The music arm of tech giant Tencent Holdings is looking to raise between USD 1.07 Billion and USD 1.23 Billion in a New York Stock Exchange IPO, according to a filing with the U.S. Securities and Exchange Commision.
Tencent Music is offering about 41 million ADS, according to its filing, and selling shareholders will offer an additional 41 million for which the Company won’t get proceeds. In total, the Company and selling shareholders would raise about USD 1.15 Billion at the midpoint of the price range.
At USD 1.23 Billion, the IPO would still be one of the largest by a Chinese company in the United States this year, behind the USD 2.4 Billion raised by video streaming Company iQiyi in March and the USD 1.6 Billion garnered by online group discounter Pinduoduo in July. In total, Chinese companies have raised USD 7.8 Billion from U.S. IPOs so far this year - the biggest amount since 2014 - according to Refinitiv data.

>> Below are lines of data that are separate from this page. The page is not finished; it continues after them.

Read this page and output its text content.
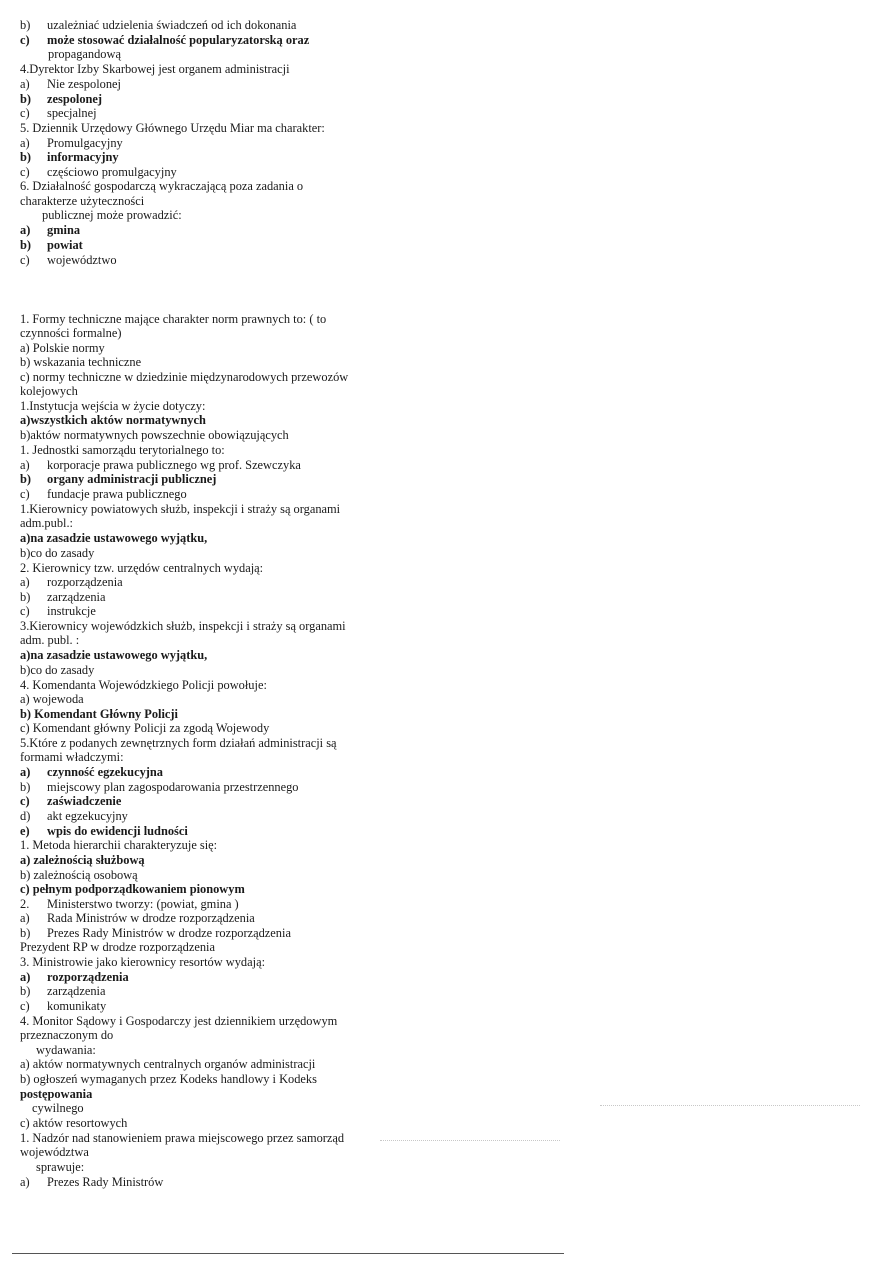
b) uzależniać udzielenia świadczeń od ich dokonania
c) może stosować działalność popularyzatorską oraz
propagandową
4.Dyrektor Izby Skarbowej jest organem administracji
a) Nie zespolonej
b) zespolonej
c) specjalnej
5. Dziennik Urzędowy Głównego Urzędu Miar ma charakter:
a) Promulgacyjny
b) informacyjny
c) częściowo promulgacyjny
6. Działalność gospodarczą wykraczającą poza zadania o
charakterze użyteczności
publicznej może prowadzić:
a) gmina
b) powiat
c) województwo
1. Formy techniczne mające charakter norm prawnych to: ( to
czynności formalne)
a) Polskie normy
b) wskazania techniczne
c) normy techniczne w dziedzinie międzynarodowych przewozów
kolejowych
1.Instytucja wejścia w życie dotyczy:
a)wszystkich aktów normatywnych
b)aktów normatywnych powszechnie obowiązujących
1. Jednostki samorządu terytorialnego to:
a) korporacje prawa publicznego wg prof. Szewczyka
b) organy administracji publicznej
c) fundacje prawa publicznego
1.Kierownicy powiatowych służb, inspekcji i straży są organami
adm.publ.:
a)na zasadzie ustawowego wyjątku,
b)co do zasady
2. Kierownicy tzw. urzędów centralnych wydają:
a) rozporządzenia
b) zarządzenia
c) instrukcje
3.Kierownicy wojewódzkich służb, inspekcji i straży są organami
adm. publ. :
a)na zasadzie ustawowego wyjątku,
b)co do zasady
4. Komendanta Wojewódzkiego Policji powołuje:
a) wojewoda
b) Komendant Główny Policji
c) Komendant główny Policji za zgodą Wojewody
5.Które z podanych zewnętrznych form działań administracji są
formami władczymi:
a) czynność egzekucyjna
b) miejscowy plan zagospodarowania przestrzennego
c) zaświadczenie
d) akt egzekucyjny
e) wpis do ewidencji ludności
1. Metoda hierarchii charakteryzuje się:
a) zależnością służbową
b) zależnością osobową
c) pełnym podporządkowaniem pionowym
2. Ministerstwo tworzy: (powiat, gmina )
a) Rada Ministrów w drodze rozporządzenia
b) Prezes Rady Ministrów w drodze rozporządzenia
Prezydent RP w drodze rozporządzenia
3. Ministrowie jako kierownicy resortów wydają:
a) rozporządzenia
b) zarządzenia
c) komunikaty
4. Monitor Sądowy i Gospodarczy jest dziennikiem urzędowym
przeznaczonym do
wydawania:
a) aktów normatywnych centralnych organów administracji
b) ogłoszeń wymaganych przez Kodeks handlowy i Kodeks
postępowania
cywilnego
c) aktów resortowych
1. Nadzór nad stanowieniem prawa miejscowego przez samorząd
województwa
sprawuje:
a) Prezes Rady Ministrów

Tencent Music originally planned to launch its offering in mid-October, but decided to delay the IPO over worries the steep global stock market sell-off in the past few months would affect the pricing. The decision by China and the United States to call a 90-day hiatus on their trade war over the weekend sent Asian shares soaring on Monday as markets looked for tensions to ease, at least temporarily.

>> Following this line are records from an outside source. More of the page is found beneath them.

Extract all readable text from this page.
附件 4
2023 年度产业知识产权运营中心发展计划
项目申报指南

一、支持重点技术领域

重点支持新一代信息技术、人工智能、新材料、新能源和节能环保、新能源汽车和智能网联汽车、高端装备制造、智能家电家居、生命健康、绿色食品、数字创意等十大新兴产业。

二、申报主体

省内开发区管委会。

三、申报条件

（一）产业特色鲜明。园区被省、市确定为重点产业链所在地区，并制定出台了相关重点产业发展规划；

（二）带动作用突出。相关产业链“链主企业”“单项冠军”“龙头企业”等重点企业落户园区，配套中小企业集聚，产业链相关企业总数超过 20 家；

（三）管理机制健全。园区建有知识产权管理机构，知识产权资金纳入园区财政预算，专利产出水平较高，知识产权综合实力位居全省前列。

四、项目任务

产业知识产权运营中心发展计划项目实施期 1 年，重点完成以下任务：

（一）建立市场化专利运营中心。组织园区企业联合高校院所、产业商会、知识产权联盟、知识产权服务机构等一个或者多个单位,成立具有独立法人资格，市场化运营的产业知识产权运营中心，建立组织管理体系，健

The music service was created in mid-2016 after Tencent Holdings Ltd. bought a controlling stake in China Music Corp. and combined it with Tencent’s existing streaming business. Tencent Music operates several popular apps including QQ Music and an online karaoke platform. It is benefiting from a broad boom in streaming that has reshaped the music industry.
The Company is targeting a valuation of between USD 22 Billion and USD 25 billion, roughly on par with that of its Swedish music streaming counterpart Spotify Technology, which went public in New York in April and has a market value of USD 24.3 Billion.
It reported a 244% jump in profit in the first nine months of this year to USD 394 Million from USD 114 Million in the same period in 2017. By comparison, its Swedish peer posted a net loss of USD 520 Million over the first nine months of the year.
Tencent said that in the third quarter of this year its music segment had more than 800 million unique monthly active users. Its filing touted its “tremendous growth potential,” citing a report that per capita spending in China on recorded music is expected to more than quadruple from 2017 to 2023.